The department says its data indicates norovirus is arriving in the state in time for the holidays.
It says it analyzes disease dynamics via data collected from emergency departments and urgent care centers.
“By tracking current disease surveillance data and applying that to established historical data trends, our experts are able to define baselines and thresholds for disease activity and make evidence-based predictions of when certain seasonal illnesses, like norovirus, will increase,” State Health Commissioner Cynthia C. Romero said in a news release Thursday.
“Based on current data analysis, we expect to see an increase in norovirus illness and outbreaks in Virginia over the next few weeks.”
Last season saw 184 norovirus outbreaks in Virginia, the department says.
The illness can have a big impact on day care centers, prisons and jails, schools, nursing homes and other such facilities, which the department says it works closely with to minimize.
The highly contagious gastrointestinal virus causes vomiting, diarrhea and abdominal cramping. Engle said it hangs around throughout the year, however it spreads to more people during winter.

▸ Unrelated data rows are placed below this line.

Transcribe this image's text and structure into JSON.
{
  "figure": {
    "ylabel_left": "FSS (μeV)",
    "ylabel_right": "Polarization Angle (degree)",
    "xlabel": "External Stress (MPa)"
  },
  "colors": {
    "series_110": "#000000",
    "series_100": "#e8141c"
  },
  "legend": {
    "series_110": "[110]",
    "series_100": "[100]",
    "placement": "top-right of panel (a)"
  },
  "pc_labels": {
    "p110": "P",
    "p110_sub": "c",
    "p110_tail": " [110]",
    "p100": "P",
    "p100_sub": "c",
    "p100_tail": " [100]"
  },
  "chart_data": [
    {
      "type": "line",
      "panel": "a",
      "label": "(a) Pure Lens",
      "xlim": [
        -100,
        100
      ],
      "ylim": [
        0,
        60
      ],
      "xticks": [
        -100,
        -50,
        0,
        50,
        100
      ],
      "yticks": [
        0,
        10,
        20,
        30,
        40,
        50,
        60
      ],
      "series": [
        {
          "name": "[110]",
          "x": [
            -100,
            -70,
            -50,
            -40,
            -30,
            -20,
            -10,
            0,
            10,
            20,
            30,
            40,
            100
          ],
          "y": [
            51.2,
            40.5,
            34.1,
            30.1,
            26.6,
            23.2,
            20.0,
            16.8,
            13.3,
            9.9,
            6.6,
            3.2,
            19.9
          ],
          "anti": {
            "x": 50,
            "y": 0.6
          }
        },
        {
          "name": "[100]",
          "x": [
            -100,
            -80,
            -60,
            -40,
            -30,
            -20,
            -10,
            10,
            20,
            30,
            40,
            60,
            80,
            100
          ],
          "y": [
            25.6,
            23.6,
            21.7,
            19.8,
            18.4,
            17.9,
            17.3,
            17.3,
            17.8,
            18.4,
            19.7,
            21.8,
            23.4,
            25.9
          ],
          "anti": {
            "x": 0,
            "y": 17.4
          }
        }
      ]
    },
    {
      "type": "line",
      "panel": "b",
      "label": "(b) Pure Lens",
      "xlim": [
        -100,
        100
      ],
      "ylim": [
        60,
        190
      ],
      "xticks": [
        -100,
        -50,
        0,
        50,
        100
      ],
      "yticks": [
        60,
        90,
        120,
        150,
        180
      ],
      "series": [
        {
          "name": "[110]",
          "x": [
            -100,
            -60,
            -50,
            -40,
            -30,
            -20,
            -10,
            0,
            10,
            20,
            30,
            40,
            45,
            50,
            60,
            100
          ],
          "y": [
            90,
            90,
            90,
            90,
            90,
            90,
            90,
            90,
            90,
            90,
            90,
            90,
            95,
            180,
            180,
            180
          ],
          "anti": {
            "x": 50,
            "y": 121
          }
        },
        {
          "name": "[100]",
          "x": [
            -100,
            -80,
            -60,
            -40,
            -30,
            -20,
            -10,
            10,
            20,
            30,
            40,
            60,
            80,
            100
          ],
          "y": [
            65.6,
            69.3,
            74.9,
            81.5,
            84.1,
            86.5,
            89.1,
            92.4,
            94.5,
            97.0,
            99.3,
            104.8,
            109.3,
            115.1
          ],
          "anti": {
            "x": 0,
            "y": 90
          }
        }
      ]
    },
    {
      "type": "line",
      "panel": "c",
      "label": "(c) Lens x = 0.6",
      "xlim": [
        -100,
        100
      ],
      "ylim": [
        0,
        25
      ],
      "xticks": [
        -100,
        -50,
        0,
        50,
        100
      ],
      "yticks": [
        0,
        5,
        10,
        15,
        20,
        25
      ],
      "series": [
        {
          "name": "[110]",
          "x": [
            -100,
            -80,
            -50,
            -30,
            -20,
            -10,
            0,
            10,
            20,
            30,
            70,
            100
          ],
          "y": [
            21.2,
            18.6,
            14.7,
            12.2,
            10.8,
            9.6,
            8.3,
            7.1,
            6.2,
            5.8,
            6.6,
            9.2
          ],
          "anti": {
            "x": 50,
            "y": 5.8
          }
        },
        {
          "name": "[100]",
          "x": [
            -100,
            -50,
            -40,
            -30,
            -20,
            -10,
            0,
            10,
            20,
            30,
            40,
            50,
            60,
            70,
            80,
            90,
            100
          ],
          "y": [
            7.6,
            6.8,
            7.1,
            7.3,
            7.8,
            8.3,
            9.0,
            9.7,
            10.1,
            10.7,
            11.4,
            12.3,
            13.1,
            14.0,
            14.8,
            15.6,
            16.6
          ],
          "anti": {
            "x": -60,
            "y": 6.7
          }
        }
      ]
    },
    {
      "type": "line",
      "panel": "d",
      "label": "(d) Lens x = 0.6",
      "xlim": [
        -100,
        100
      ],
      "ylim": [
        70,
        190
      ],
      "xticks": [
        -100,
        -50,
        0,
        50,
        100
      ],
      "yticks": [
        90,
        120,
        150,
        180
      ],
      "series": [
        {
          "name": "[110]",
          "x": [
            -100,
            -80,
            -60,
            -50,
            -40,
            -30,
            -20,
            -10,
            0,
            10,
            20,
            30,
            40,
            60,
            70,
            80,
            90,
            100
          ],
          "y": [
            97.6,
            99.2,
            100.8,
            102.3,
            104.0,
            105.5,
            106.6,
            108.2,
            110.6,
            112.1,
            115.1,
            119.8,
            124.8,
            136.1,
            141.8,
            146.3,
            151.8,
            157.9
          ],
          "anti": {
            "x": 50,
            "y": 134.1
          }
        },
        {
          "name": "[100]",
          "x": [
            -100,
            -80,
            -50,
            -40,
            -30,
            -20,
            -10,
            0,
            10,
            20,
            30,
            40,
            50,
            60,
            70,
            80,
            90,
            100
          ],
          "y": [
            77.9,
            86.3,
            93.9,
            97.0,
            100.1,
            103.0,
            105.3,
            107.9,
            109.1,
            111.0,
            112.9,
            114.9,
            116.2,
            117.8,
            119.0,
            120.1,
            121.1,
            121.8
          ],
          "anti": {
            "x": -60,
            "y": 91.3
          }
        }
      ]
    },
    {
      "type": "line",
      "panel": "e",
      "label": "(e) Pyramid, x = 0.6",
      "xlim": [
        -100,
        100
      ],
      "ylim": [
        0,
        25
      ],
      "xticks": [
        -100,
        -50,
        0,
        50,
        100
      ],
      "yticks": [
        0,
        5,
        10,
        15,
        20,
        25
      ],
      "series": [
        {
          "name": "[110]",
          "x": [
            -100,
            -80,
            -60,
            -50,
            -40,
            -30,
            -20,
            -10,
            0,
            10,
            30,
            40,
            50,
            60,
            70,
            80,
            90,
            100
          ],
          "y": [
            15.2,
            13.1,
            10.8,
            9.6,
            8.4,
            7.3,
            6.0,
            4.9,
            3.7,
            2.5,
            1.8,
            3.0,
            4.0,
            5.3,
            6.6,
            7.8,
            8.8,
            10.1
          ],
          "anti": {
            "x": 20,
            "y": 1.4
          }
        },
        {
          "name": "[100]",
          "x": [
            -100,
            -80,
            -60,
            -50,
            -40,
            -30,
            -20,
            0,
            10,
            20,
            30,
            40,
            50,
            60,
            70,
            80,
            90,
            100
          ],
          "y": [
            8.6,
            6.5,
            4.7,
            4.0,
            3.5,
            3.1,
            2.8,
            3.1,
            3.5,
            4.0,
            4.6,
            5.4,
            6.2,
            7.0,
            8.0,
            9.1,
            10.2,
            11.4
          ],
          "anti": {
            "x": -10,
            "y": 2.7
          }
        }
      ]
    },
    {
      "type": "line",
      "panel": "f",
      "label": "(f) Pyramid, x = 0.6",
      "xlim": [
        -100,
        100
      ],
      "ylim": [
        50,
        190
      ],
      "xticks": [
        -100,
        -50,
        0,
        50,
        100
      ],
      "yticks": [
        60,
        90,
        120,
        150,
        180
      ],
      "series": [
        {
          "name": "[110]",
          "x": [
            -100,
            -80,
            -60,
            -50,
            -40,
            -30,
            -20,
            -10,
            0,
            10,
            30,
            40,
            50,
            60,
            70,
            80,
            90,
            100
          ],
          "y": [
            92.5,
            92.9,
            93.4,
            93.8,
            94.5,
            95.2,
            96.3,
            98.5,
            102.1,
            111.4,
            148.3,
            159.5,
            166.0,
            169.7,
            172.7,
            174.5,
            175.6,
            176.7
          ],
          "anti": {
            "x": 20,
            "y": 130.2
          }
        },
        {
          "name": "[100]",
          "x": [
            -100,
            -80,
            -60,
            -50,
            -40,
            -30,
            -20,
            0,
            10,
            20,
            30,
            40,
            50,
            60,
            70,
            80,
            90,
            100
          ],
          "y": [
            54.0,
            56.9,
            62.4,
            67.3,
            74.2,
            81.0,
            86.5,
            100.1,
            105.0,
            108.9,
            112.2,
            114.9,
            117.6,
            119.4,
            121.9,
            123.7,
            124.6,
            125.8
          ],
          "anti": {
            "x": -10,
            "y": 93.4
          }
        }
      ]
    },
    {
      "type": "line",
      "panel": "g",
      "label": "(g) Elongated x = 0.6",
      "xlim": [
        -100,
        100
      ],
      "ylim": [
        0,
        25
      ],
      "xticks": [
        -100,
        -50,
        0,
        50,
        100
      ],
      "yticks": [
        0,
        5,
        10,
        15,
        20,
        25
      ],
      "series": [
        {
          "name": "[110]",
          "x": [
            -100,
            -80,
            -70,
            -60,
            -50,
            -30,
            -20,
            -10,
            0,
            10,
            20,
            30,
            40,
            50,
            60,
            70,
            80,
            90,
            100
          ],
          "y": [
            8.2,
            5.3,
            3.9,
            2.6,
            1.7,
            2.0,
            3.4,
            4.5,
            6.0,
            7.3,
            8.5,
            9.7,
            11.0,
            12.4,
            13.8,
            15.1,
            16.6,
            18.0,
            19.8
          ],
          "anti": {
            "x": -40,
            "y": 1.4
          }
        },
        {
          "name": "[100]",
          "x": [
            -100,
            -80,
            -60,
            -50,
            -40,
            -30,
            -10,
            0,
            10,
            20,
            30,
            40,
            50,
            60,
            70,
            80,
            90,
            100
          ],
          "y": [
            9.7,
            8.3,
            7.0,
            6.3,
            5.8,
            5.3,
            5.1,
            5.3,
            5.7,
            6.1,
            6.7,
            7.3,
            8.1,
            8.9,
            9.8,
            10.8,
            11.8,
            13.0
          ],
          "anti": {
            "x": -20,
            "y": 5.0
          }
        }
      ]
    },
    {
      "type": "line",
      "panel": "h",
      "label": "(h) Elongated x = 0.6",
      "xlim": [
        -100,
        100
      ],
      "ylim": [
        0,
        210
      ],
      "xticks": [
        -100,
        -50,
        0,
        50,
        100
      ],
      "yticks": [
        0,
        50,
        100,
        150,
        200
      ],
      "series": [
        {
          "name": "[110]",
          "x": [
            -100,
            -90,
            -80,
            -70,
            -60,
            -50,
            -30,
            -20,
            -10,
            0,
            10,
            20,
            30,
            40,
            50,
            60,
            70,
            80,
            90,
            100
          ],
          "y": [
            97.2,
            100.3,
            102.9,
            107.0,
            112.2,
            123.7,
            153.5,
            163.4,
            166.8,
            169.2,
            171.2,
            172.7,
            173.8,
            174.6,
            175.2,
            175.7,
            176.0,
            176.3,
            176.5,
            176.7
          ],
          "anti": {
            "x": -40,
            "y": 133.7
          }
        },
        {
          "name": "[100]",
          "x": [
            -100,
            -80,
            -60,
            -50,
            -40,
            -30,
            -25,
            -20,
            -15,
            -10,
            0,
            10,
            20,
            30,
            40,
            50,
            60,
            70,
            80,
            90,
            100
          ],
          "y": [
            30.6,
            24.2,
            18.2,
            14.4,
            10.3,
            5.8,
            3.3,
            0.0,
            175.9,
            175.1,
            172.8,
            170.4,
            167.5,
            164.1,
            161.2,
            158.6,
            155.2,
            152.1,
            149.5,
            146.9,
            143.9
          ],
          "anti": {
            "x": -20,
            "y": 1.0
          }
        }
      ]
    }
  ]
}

“It’s just like the flu, it’s a virus that changes every year,” Engle said. “A lot of the time, more than one strain will be circulating.”
She stressed the importance of washing hands, which she said was the single most effective way of combating spread of the bug.

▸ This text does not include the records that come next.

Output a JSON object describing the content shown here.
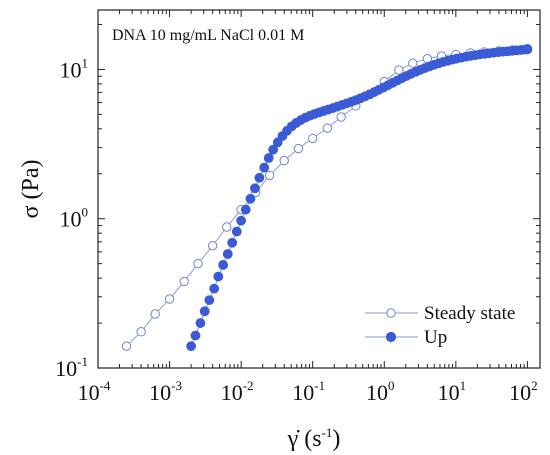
{
  "chart_data": {
    "type": "scatter",
    "x_scale": "log",
    "y_scale": "log",
    "xlim": [
      0.0001,
      150
    ],
    "ylim": [
      0.1,
      25
    ],
    "x_ticks": [
      {
        "value": 0.0001,
        "base": "10",
        "exp": "-4"
      },
      {
        "value": 0.001,
        "base": "10",
        "exp": "-3"
      },
      {
        "value": 0.01,
        "base": "10",
        "exp": "-2"
      },
      {
        "value": 0.1,
        "base": "10",
        "exp": "-1"
      },
      {
        "value": 1,
        "base": "10",
        "exp": "0"
      },
      {
        "value": 10,
        "base": "10",
        "exp": "1"
      },
      {
        "value": 100,
        "base": "10",
        "exp": "2"
      }
    ],
    "y_ticks": [
      {
        "value": 0.1,
        "base": "10",
        "exp": "-1"
      },
      {
        "value": 1,
        "base": "10",
        "exp": "0"
      },
      {
        "value": 10,
        "base": "10",
        "exp": "1"
      }
    ],
    "annotation": "DNA 10 mg/mL NaCl 0.01 M",
    "xlabel": {
      "main": "γ̇ (s",
      "exp": "-1",
      "close": ")"
    },
    "ylabel": "σ (Pa)",
    "legend_position": "bottom-right",
    "series": [
      {
        "name": "Steady state",
        "marker": "open-circle",
        "color": "#3b5bd6",
        "line_color": "#8a9ad8",
        "x": [
          0.00025,
          0.0004,
          0.00063,
          0.001,
          0.0016,
          0.0025,
          0.004,
          0.0063,
          0.01,
          0.016,
          0.025,
          0.04,
          0.063,
          0.1,
          0.16,
          0.25,
          0.4,
          0.63,
          1,
          1.6,
          2.5,
          4,
          6.3,
          10,
          16,
          25,
          40,
          63,
          100
        ],
        "y": [
          0.14,
          0.175,
          0.23,
          0.29,
          0.38,
          0.5,
          0.66,
          0.88,
          1.15,
          1.5,
          1.95,
          2.45,
          2.95,
          3.45,
          4.05,
          4.8,
          5.7,
          6.8,
          8.3,
          9.9,
          11.0,
          11.8,
          12.3,
          12.6,
          12.9,
          13.1,
          13.3,
          13.5,
          13.8
        ]
      },
      {
        "name": "Up",
        "marker": "filled-circle",
        "color": "#3b5bd6",
        "line_color": "#8a9ad8",
        "x": [
          0.002,
          0.0023,
          0.0027,
          0.0031,
          0.0036,
          0.0042,
          0.0048,
          0.0056,
          0.0065,
          0.0075,
          0.0087,
          0.01,
          0.0116,
          0.0135,
          0.0156,
          0.018,
          0.021,
          0.0243,
          0.028,
          0.0325,
          0.0378,
          0.0438,
          0.0507,
          0.0589,
          0.0682,
          0.079,
          0.0917,
          0.106,
          0.123,
          0.143,
          0.165,
          0.192,
          0.222,
          0.258,
          0.299,
          0.346,
          0.401,
          0.465,
          0.539,
          0.625,
          0.724,
          0.839,
          0.973,
          1.13,
          1.31,
          1.52,
          1.76,
          2.04,
          2.36,
          2.74,
          3.17,
          3.68,
          4.26,
          4.94,
          5.73,
          6.64,
          7.7,
          8.92,
          10.3,
          12,
          13.9,
          16.1,
          18.7,
          21.6,
          25.1,
          29.1,
          33.7,
          39.1,
          45.3,
          52.5,
          60.8,
          70.5,
          81.7,
          94.7,
          100
        ],
        "y": [
          0.14,
          0.165,
          0.2,
          0.24,
          0.285,
          0.34,
          0.41,
          0.49,
          0.58,
          0.69,
          0.82,
          0.97,
          1.15,
          1.36,
          1.6,
          1.88,
          2.2,
          2.55,
          2.9,
          3.25,
          3.58,
          3.88,
          4.15,
          4.38,
          4.58,
          4.75,
          4.9,
          5.03,
          5.15,
          5.27,
          5.39,
          5.51,
          5.64,
          5.78,
          5.92,
          6.07,
          6.23,
          6.41,
          6.6,
          6.82,
          7.05,
          7.3,
          7.56,
          7.84,
          8.13,
          8.43,
          8.73,
          9.03,
          9.33,
          9.63,
          9.92,
          10.2,
          10.47,
          10.73,
          10.98,
          11.21,
          11.43,
          11.63,
          11.82,
          12.0,
          12.17,
          12.32,
          12.47,
          12.6,
          12.72,
          12.83,
          12.94,
          13.04,
          13.14,
          13.23,
          13.32,
          13.41,
          13.5,
          13.58,
          13.62
        ]
      }
    ]
  }
}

And while the holidays mean families coming together, Engle says that’s not such a good idea if norovirus is present — especially where children and the elderly are concerned.
“Families really like to visit nursing homes and assisted-living facilities,” she said. “They will bring the kids in to see grandma for the holidays.”

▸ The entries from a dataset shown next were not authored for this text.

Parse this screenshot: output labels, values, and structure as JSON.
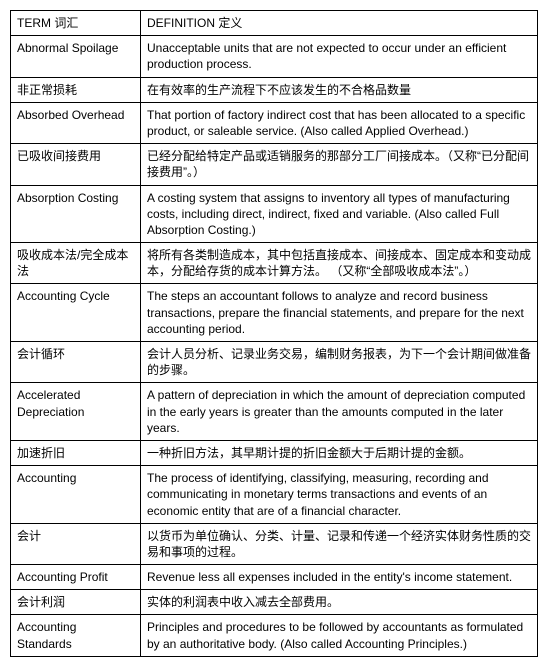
{
  "table": {
    "header": {
      "term": "TERM 词汇",
      "definition": "DEFINITION 定义"
    },
    "rows": [
      {
        "term": "Abnormal Spoilage",
        "definition": "Unacceptable units that are not expected to occur under an efficient production process."
      },
      {
        "term": "非正常损耗",
        "definition": "在有效率的生产流程下不应该发生的不合格品数量"
      },
      {
        "term": "Absorbed Overhead",
        "definition": "That portion of factory indirect cost that has been allocated to a specific product, or saleable service.  (Also called Applied Overhead.)"
      },
      {
        "term": "已吸收间接费用",
        "definition": "已经分配给特定产品或适销服务的那部分工厂间接成本。（又称“已分配间接费用”。）"
      },
      {
        "term": "Absorption Costing",
        "definition": "A costing system that assigns to inventory all types of manufacturing costs, including direct, indirect, fixed and variable.  (Also called Full Absorption Costing.)"
      },
      {
        "term": "吸收成本法/完全成本法",
        "definition": "将所有各类制造成本，其中包括直接成本、间接成本、固定成本和变动成本，分配给存货的成本计算方法。 （又称“全部吸收成本法”。）"
      },
      {
        "term": "Accounting Cycle",
        "definition": "The steps an accountant follows to analyze and record business transactions, prepare the financial statements, and prepare for the next accounting period."
      },
      {
        "term": "会计循环",
        "definition": "会计人员分析、记录业务交易，编制财务报表，为下一个会计期间做准备的步骤。"
      },
      {
        "term": "Accelerated Depreciation",
        "definition": "A pattern of depreciation in which the amount of depreciation computed in the early years is greater than the amounts computed in the later years."
      },
      {
        "term": "加速折旧",
        "definition": "一种折旧方法，其早期计提的折旧金额大于后期计提的金额。"
      },
      {
        "term": "Accounting",
        "definition": "The process of identifying, classifying, measuring, recording and communicating in monetary terms transactions and events of an economic entity that are of a financial character."
      },
      {
        "term": "会计",
        "definition": "以货币为单位确认、分类、计量、记录和传递一个经济实体财务性质的交易和事项的过程。"
      },
      {
        "term": "Accounting Profit",
        "definition": "Revenue less all expenses included in the entity's income statement."
      },
      {
        "term": "会计利润",
        "definition": "实体的利润表中收入减去全部费用。"
      },
      {
        "term": "Accounting Standards",
        "definition": "Principles and procedures to be followed by accountants as formulated by an authoritative body.  (Also called Accounting Principles.)"
      }
    ]
  }
}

But if grandma or the grandson/daughter is sick, Engle added this should be avoided.
The department also recommends disinfecting contaminated surfaces with bleach-based household cleaners, washing soiled clothing and linens with hot water detergent, and not preparing food for others if sick.
Norovirus normally does not require hospital care, the department says. It advises keeping up fluids to avoid dehydration, especially in children and the elderly, and seeking medical care if severe dehydration sets in.